第92回全国高校サッカー選手権大会(12月30日、東京・国立競技場など首都圏)に、8年連続9度目の出場を決めた香川西(香川)。県大会決勝は県総体、四国選手権で敗れた宿敵・高松商に雪辱を果たしてつかんだ夢舞台。「国立で戦いたい」。高い目標を掲げて全国の強豪に挑む。
最後の最後で今季無冠だった香川西が、本来の強さを発揮した。県総体、四国選手権決勝で苦杯をなめた高松商に雪辱した。大浦恭敬監督は「よく耐えて、タテに速いサッカーができた。全国でも一戦一戦全力で戦う」と力を込めた。
8連覇への道は険しかった。「自分たちが好きなサッカーと、勝つサッカーは違う」。チームでの約束事、規律を最重視する指揮官の考えは、なかなか浸透しなかった。
方針を徹底するためには、選手に厳しく接した。夏の県総体決勝では、ポイントゲッターのFW阪本翔一朗(3年)らをメンバーから外した。そして高松商に敗れた。

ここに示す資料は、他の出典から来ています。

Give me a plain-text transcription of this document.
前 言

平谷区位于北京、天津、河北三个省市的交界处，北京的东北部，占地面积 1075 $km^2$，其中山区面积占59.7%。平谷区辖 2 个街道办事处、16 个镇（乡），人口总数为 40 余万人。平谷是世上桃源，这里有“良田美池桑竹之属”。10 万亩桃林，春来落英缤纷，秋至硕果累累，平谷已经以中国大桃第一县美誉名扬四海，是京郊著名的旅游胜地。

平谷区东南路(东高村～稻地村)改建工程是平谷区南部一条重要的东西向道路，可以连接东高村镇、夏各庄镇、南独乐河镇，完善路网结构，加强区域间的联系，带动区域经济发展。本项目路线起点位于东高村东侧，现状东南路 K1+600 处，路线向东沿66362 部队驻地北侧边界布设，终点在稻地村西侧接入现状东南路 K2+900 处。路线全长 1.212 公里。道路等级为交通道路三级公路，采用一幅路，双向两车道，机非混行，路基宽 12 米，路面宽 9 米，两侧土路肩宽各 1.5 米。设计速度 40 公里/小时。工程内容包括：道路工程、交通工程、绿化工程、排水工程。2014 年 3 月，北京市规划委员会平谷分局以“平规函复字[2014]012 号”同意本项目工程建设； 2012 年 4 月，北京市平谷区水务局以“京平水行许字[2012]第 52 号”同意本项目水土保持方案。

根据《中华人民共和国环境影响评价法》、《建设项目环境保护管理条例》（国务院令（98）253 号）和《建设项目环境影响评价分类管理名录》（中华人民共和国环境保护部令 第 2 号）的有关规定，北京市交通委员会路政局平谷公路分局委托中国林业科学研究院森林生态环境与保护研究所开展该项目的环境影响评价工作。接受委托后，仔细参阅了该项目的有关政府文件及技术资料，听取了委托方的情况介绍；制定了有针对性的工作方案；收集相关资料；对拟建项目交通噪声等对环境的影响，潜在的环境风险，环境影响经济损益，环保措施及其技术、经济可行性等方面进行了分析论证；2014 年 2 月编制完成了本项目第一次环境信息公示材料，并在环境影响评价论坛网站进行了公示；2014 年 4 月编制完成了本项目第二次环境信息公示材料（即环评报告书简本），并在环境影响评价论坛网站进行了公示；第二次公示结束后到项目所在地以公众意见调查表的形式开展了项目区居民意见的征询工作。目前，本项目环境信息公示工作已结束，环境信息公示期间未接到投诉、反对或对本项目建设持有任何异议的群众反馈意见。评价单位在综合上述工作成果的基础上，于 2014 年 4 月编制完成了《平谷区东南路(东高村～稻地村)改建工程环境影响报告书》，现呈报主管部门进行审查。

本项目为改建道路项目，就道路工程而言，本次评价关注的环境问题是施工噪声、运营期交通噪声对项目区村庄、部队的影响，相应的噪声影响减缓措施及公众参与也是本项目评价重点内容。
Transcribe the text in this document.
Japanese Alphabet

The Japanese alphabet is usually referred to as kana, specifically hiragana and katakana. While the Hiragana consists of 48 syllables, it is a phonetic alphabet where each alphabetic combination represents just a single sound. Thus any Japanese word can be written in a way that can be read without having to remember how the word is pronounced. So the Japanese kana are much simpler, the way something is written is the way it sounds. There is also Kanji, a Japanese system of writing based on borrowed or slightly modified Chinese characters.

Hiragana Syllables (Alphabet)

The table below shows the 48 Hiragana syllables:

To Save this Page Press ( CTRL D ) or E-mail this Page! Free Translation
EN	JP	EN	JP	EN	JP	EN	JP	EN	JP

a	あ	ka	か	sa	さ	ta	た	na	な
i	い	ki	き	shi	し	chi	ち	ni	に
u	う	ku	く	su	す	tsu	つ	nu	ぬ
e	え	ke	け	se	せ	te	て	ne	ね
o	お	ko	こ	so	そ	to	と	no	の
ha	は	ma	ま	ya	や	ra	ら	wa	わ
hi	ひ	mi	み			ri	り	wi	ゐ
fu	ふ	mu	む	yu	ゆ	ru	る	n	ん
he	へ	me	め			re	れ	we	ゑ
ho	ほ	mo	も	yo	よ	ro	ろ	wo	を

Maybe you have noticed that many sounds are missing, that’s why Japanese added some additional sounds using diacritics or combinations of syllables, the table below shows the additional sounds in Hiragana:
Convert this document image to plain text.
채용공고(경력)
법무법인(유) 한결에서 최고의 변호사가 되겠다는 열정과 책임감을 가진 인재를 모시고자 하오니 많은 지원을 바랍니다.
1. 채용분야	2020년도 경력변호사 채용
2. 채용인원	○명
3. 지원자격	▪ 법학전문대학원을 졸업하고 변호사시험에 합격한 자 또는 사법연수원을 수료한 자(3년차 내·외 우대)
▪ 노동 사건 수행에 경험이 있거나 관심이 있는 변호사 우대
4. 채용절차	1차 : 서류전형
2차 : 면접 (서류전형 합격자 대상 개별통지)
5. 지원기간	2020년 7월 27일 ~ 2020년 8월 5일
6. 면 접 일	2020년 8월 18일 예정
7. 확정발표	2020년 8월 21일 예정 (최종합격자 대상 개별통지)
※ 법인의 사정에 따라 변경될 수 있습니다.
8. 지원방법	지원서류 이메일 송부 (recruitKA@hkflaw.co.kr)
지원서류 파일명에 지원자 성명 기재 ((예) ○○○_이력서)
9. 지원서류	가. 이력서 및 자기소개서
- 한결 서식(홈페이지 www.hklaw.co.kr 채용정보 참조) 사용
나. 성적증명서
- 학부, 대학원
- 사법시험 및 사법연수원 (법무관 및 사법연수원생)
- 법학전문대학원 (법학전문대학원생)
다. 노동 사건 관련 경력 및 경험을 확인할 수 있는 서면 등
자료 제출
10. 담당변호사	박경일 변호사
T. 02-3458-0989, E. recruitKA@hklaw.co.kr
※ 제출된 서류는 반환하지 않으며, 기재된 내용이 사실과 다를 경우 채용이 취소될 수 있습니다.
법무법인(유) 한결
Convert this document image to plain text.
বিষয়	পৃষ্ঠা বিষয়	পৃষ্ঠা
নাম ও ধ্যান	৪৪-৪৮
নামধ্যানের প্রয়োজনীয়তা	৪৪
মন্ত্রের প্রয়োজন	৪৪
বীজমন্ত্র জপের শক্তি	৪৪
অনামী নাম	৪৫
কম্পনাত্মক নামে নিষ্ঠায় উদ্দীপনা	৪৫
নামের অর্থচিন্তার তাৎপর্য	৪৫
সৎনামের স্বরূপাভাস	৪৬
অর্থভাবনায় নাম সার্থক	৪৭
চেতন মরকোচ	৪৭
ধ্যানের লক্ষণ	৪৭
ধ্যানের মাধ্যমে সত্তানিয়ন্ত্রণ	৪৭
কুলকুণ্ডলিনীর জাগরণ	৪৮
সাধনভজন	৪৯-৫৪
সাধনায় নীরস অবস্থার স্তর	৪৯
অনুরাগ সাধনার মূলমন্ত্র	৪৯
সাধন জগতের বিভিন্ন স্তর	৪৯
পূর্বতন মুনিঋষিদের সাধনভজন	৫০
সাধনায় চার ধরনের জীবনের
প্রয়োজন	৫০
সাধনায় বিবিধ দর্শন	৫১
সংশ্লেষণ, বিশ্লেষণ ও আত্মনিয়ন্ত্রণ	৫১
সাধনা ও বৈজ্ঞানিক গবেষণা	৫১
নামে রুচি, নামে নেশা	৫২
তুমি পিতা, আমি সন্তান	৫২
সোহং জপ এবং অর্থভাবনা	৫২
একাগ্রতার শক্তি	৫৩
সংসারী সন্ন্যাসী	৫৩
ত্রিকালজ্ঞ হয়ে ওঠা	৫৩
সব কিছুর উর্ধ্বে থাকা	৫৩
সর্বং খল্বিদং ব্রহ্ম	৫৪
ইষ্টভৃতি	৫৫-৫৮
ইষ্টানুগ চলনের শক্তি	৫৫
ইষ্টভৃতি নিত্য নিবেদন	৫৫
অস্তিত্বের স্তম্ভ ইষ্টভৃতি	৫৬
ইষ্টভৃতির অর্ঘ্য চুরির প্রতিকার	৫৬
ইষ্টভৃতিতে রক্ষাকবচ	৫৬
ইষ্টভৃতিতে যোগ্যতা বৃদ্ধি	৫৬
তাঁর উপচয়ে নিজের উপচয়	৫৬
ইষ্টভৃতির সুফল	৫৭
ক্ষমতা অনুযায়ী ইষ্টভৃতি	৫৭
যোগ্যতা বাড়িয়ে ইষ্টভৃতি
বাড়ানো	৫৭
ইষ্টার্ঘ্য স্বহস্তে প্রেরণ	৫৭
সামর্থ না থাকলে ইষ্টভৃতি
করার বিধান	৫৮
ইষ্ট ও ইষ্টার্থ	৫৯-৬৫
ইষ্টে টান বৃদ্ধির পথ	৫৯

だが、苦境に立って選手たちは結束を固めた。角井俊輝主将(3年)の呼びかけで週1回、3年生18人が集まってミーティングを開いた。1週間の反省、次の課題などを各自が積極的に意見を出し合った。コミュニケーションを重ねて、練習のムードが変わった。
阪本も胸に期する思いがあった。「プレーに冷静さが足りない部分があった。夏は本当に悔しかった。人の倍練習して、選手権で暴れてやろうと思っていた」。そんな思いが、選手権県大会毎試合8得点の活躍につながった。
優勝のトロフィーを抱えた阪本の右腕には、黒のサインペンで「常に冷静に!!」、右足の甲には「チームのために全力で!!行け翔一朗」と書かれていた。
寮で同部屋の角井主将が、試合前に思いを託した。決勝戦では、勝負を決める2点目を挙げた。右足ではなくヘッドだったが、仲間の気持ちに応えた得点だった。
全国大会へ向けて気持ちが高まる。角井主将は「国立のピッチに立ちたい」と意気込む。阪本は「去年は結果を出せなかったのでリベンジしたい。やるからには日本一を目指して頑張りたい」とキッパリ。さらにレベルアップして旋風を巻き起こす。